Yes, definitely! When it's no longer deathly hot outside we'll plan it!


----------



## Joanna585 (Apr 20, 2015)

fairlie said:


> Either he is growing, or your daughter and house are shrinking. Fabulous photos of a very cute pup and girl. How is he doing? Are you through the peeing inside, nipping and all of that? Are your kids enjoying him?


We are enjoying him so much! He's finally doggie door trained and goes out on his own to go potty. Although yesterday he had an accident, his first in a week. He's a two steps forward, one step back kinda dog . He doesn't nip or bite, other than playing. But it's pretty gentle. I looked into his mouth the other day and all his baby teeth on the bottom have fallen out. So I'm sure as the others start to come in he'll start chewing more. We adore him so much - he's been the best addition to our family.


----------



## Goosey (Aug 22, 2014)

Oh wow! what a absolutely lovely dog he's going to be. I adore puppy's but I love them even more as they grow and change ! Fantastic picture your little girl is such a beauty, you must be extremely proud


----------



## katiekish (Jun 1, 2015)

He is so cute!!! So cute I had to call my husband over to come and look.
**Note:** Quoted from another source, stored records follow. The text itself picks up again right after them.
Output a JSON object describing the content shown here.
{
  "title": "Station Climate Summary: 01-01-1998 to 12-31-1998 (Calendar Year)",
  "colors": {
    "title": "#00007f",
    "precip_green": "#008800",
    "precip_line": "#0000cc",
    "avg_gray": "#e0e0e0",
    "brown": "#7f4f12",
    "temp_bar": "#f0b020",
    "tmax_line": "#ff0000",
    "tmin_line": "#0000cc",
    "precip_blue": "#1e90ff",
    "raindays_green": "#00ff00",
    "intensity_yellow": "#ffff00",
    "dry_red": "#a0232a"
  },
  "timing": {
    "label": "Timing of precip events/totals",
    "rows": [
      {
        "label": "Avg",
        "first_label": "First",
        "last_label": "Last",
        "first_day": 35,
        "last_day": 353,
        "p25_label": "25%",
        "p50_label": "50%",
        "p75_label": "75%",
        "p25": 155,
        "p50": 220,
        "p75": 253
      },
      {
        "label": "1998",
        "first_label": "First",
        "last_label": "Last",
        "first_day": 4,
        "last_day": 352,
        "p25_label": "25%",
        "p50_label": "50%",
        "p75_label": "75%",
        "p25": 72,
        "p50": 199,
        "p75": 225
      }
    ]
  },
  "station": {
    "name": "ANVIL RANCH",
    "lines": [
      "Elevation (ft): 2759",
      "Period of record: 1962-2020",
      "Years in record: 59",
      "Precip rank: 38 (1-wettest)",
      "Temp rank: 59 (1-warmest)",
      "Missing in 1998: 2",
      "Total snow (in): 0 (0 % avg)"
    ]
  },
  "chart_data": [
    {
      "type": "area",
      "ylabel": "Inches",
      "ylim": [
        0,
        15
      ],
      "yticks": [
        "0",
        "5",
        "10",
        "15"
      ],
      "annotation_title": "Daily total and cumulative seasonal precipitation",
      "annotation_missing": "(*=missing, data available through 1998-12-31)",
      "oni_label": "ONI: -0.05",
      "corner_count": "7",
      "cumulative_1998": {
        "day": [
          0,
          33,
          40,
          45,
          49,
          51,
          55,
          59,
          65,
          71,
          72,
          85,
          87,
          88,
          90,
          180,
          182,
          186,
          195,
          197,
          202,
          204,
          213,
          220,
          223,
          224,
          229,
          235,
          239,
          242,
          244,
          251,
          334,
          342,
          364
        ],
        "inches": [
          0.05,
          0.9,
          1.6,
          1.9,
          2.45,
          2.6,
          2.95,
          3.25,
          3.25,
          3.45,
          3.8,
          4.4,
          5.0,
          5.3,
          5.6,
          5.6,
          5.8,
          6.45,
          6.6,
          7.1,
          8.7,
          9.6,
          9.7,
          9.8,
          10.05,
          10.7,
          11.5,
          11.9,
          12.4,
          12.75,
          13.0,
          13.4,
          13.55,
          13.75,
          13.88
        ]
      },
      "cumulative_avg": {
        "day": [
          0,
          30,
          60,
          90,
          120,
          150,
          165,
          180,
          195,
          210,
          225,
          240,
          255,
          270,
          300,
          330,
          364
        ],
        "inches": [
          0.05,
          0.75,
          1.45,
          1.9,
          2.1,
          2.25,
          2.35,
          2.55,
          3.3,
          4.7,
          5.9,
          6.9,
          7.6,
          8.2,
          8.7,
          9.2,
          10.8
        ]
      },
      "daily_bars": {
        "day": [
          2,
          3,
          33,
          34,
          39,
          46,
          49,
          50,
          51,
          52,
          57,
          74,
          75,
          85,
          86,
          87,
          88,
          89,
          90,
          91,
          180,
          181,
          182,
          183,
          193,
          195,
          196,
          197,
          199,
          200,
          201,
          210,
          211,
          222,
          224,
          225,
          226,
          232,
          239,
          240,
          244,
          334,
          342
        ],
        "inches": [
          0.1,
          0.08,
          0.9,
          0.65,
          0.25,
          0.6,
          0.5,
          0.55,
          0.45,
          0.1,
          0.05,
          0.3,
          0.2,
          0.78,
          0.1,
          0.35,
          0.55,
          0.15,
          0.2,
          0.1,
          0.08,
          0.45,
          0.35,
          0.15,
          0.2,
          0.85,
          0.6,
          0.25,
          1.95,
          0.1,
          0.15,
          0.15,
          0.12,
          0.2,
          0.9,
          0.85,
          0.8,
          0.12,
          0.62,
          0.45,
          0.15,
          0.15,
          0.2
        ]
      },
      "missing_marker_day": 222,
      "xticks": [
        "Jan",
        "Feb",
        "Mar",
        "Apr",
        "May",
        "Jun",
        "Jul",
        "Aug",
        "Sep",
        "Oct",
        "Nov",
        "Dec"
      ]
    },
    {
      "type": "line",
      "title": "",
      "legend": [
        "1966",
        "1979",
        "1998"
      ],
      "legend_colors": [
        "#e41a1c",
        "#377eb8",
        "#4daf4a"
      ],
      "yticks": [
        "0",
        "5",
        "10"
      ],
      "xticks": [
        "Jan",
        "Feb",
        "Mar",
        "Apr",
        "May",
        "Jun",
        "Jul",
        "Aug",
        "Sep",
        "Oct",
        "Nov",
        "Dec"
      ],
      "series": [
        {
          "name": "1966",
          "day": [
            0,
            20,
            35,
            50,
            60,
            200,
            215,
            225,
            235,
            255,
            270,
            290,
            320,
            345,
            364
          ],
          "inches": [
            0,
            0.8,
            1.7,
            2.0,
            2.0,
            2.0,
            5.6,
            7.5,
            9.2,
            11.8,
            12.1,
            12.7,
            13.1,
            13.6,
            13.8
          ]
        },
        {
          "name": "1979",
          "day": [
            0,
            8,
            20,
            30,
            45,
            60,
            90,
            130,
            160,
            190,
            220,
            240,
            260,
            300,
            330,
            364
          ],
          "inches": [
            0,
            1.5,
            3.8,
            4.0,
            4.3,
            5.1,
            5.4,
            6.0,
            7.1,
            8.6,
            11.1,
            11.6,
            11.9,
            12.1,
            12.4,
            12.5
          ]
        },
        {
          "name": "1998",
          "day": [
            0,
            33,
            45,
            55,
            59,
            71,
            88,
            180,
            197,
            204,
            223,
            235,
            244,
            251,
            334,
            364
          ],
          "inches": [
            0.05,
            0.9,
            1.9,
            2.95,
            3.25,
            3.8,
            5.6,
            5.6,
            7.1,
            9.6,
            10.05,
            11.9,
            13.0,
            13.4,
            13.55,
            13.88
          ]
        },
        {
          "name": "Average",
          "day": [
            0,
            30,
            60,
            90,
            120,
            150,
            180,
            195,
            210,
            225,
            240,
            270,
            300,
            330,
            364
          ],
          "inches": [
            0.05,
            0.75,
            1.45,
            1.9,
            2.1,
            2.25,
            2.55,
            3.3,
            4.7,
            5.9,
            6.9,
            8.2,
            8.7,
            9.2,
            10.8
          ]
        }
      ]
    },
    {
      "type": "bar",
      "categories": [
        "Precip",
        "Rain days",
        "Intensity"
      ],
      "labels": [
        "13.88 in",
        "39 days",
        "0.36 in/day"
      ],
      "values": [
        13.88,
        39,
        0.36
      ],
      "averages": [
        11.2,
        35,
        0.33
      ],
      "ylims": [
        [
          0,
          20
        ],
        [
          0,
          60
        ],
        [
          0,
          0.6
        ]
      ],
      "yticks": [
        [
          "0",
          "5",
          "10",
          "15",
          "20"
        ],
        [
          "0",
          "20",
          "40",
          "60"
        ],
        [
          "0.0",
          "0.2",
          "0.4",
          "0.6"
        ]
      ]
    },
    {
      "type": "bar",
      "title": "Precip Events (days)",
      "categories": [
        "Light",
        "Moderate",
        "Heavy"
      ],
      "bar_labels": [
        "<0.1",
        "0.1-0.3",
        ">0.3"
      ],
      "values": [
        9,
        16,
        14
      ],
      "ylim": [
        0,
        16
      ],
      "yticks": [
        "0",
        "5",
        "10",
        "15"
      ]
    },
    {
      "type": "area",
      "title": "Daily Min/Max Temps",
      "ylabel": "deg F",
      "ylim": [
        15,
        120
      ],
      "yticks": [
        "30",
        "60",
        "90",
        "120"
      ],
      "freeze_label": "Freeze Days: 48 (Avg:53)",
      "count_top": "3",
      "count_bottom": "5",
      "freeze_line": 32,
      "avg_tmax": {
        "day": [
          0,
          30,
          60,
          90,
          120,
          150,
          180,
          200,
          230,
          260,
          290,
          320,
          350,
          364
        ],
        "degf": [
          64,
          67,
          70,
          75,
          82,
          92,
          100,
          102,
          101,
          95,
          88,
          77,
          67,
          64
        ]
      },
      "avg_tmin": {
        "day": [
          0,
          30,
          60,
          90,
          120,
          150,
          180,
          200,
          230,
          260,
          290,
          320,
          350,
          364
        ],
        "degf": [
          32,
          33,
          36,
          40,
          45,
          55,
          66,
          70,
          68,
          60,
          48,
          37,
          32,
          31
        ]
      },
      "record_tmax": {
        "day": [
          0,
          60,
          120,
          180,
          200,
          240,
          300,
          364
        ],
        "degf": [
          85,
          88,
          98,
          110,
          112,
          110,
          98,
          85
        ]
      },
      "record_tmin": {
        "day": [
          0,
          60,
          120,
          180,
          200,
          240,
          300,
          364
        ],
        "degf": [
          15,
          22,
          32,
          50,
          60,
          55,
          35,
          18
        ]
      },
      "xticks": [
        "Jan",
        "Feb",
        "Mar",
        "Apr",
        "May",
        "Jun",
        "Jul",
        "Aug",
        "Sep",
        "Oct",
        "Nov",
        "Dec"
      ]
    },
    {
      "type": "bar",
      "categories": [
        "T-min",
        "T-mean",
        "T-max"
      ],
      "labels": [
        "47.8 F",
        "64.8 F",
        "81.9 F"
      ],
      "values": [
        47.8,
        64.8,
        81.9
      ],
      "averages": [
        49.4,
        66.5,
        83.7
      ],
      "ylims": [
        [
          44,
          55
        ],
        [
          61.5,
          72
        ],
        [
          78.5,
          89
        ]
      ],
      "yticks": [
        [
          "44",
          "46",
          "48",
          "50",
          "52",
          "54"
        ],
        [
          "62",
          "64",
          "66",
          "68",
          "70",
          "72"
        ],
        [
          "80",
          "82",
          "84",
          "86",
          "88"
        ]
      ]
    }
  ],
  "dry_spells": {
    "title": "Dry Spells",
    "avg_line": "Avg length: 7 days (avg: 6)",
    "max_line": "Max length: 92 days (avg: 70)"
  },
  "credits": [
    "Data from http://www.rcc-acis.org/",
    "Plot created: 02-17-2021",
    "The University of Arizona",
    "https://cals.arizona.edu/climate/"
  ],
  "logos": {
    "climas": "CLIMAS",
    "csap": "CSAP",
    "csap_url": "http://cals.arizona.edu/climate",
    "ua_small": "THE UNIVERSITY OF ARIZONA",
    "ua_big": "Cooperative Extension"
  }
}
Absolutely lovely


----------



## DB1 (Jan 20, 2012)

stunning photo's, he certainly has grown and it will be lovely for you to do these pics again in a little while, although your daughter may not be able to see over his head then!


----------



## NicConnor (May 29, 2015)

Ooohhhh he is SO cute!! I hope our Angus is as cute as him when he's grown up!! Xxx


----------